SHEKHINA THE ANGEL OF DIVINE PRESENCE
The Shekhina
The word “shechane” in Hebrew means a neighbor or an inhabitant of a place; and “Shekhina” has the special meaning of being the Divine Presence. The “ah” sound at the end of a word in Hebrew usually indicates the feminine gender. Thus, the Shekhina is viewed in traditional Judaism as the God’s Divine Presence, which is a feminine aspect. In addition, the same root is found in the word: Mishkan, which in times past was the home of the Shekhina. In the Hebrew Bible, the Mishkan was considered to be the dwelling place of God on earth, a portable sanctuary that was carried by the Hebrews during their years of wandering in the desert.
What is meant by Divine Presence? In the earliest times, the Presence was awesome. If the high priest entered the holy of holies and stood in the physical presence of God, a single ill-timed thought would result in the priest’s immediate death. On Yom Kippur day, when the high priest was obliged to enter the Holy of Holies—a special chamber in the center of the Temple—and speak the secret name, a rope was tied around the priest’s waist so that if he died because of his wandering thoughts, those standing on the outside would be able to pull him out. Otherwise, anyone that tried to enter the holy space to retrieve the dead high priest would himself surely risk death that would result from his own impure thoughts.
This ancient idea of a presence of God with a form that had weight and substance changed long ago when there was a shift in consciousness that developed a more abstract notion in which God was not viewed as dwelling in the Holy of Holies, but was everywhere, shapeless, without form. This sense of the abstract nature of God is given sharp definition in the book of Deuteronomy, the final book of the five books of Moses, which shifts the emphasis from the corporeal form of God that appears in the first four books, and begins to refer to God as the “Name.” This beginning of a “name theology” is the reason the ancient rabbis were very careful to avoid pronouncing specific names of God because a given name implies a form to which the name is connected.
The abstract notion of God gained more significance through kabbalistic insights. Kabbalists all along said that the Ein Sof, the boundless source of life, was indescribable. There were no attributes that could be designated, there was nothing to label; in every way Boundlessness is Nothingness and Everythingness simultaneously. Moreover, the universe we observe that is brim full of life and movement must be in its totality an expression of the Divine—what else could it be?
In the Zohar, one of the most important source books of Kabbalah, this expression of Boundlessness is called the Matrona, the Great Mother, also known as the Shekhina, the Primordial Feminine Presence. In mystical imagery, this Presence is viewed not only as mother, but as sister, daughter, and the most intimate beloved of the Source.

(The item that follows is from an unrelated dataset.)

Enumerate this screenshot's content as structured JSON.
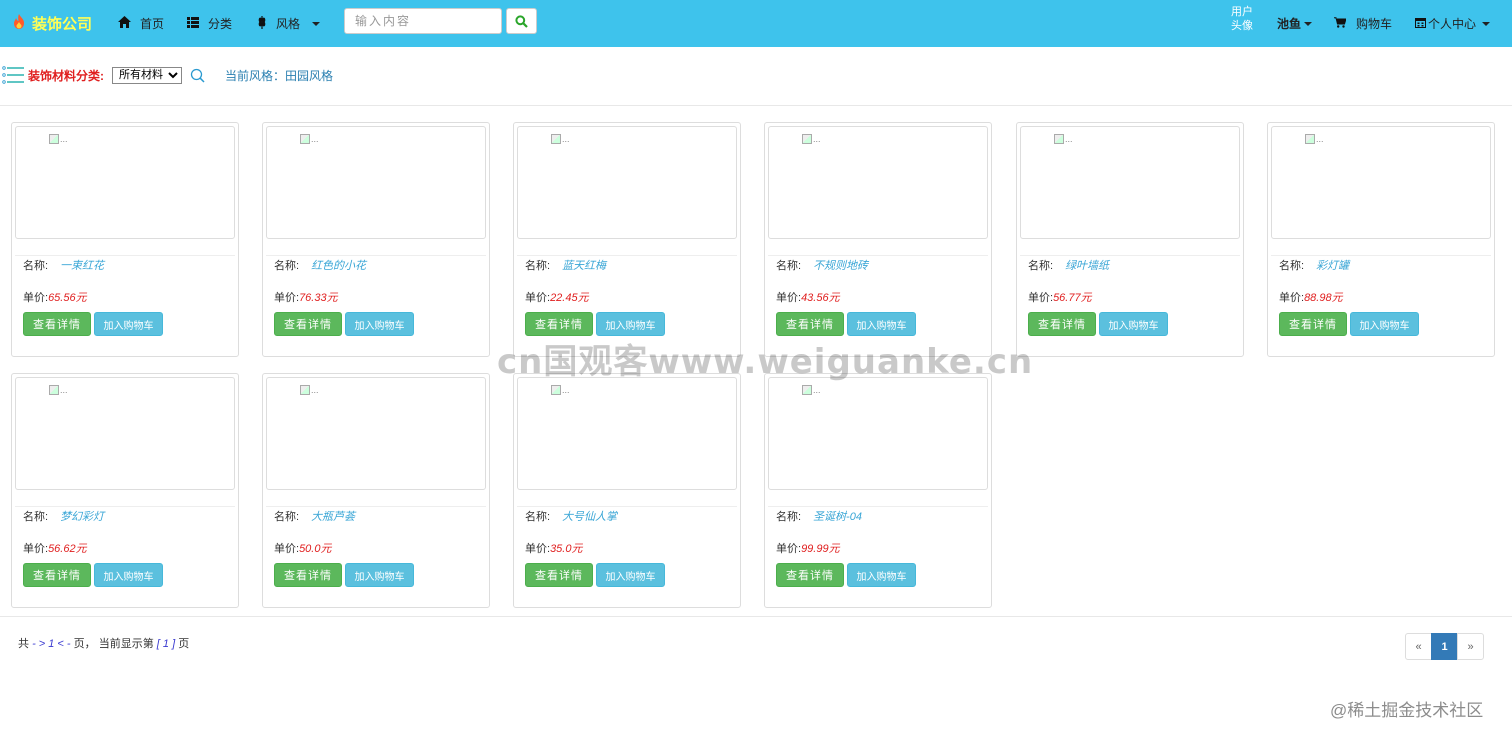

The Shekhina is not considered as separate from the Boundless, nor can it be separated from anything that happens in the universe. The Shekhina has been described by the scholar J. Abelson as, “a world-permeating force, a reality in the world of matter or mind, the immanent aspect of God, holding all things under its omnipresent sway.”
The essential point of Kabbalah is that the nature of the Source is an unending vital flow that sustains every movement in the universe—with the crucial understanding that this ongoing flow is not only outward into Creation, as if it were separate, but into Itself, for God is NOT separate from anything. The Source is paradoxically the immutable, unchangeable, dynamically flowing Now!
The instrument of all change and all matter that exists is the Shekhina. Moreover, not only is the Shekhina viewed as the Great Mother of this universe, it is also seen as the Great Mother of all worlds, including the realms of the angels and demons.
The Shekhina gained this all inclusive stature in Judaism mainly in the twelfth and thirteenth centuries, when Kabbalah came into its fullness and the Zohar was first published. The Zohar has over seven hundred references to the Shekhina, such as: “It is incumbent on a person…that the Shekhina may never depart….By offering prayers and thanksgiving, the person brings the Shekhina to rest within….through this union with the Shekhina, the person becomes balanced and unified….At all times, the person should be very careful of his or her actions, so that this celestial partner will stay within….When one gives joy to the Shekhina.it spreads peace in the world.”
This idea of merging with the Shekhina is an elementary kabbalistic teaching. It is the goal of all Jewish mystics to enter into a state of devekut, being “at one,” with the Divine; living in the Presence at all times. While the language of the Zohar is often erotic, just as the images described in the highly mystical Song of Songs, the intention is to transcend ordinary sexuality and attain a spiritual coherence in which one becomes indivisible from the source of life.